1/4 cup organic sucanat sugar (1/3 cup if you are using tart apples such as granny smith)
1/4 tsp ground cinnamon
1/4 cup rice flour
6 cups diced apples (about 6 apples)
1 cup spelt flour
1 1/2 tsp bakin g powder
1/4 tsp salt
1/4 cup agave nectar
1/3 cup Earth Balance butter, melted
1 1/4 cups non-dairy milk (I’ve used unsweetened almond)
1 1/2 cups grated Daiya cheddar cheese
Peel and slice the apples into 1cm pieces. Toss with the cinnamon, flour and sugar and spread in the bottom of a 8″ baking dish. This recipe will also fill about 6 small ramekins for individual cobblers.

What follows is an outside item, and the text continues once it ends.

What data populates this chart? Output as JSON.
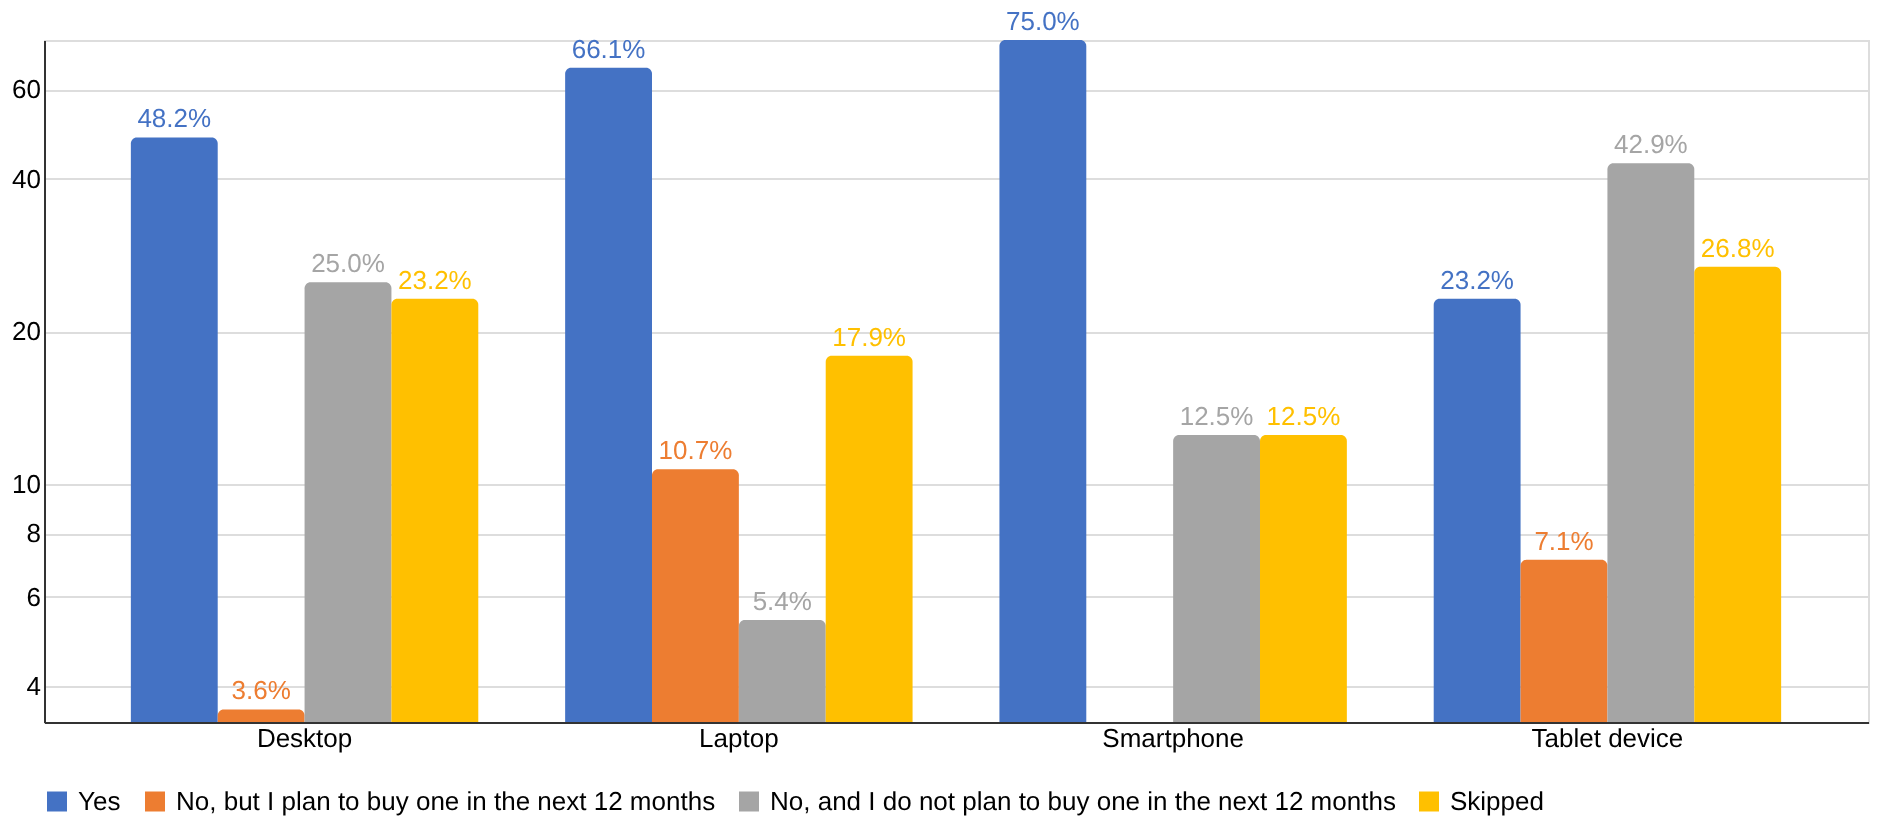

In a medium bowl combine the flour, baking powder and salt. In a separate bowl, combine the milk, agave, and melted Earth Balance. Add the liquid mixture to the dry ingredients and stir until just combined. Do not over-mix.
Top the fruit with the batter. If you are using ramekins, divide the batter evenly. Sprinkle the top of the cobbler with Daiya cheddar cheese and bake in a 375F oven for about 45-50 minutes (ramekins take a little less). The cobbler will rise and the tops will brown.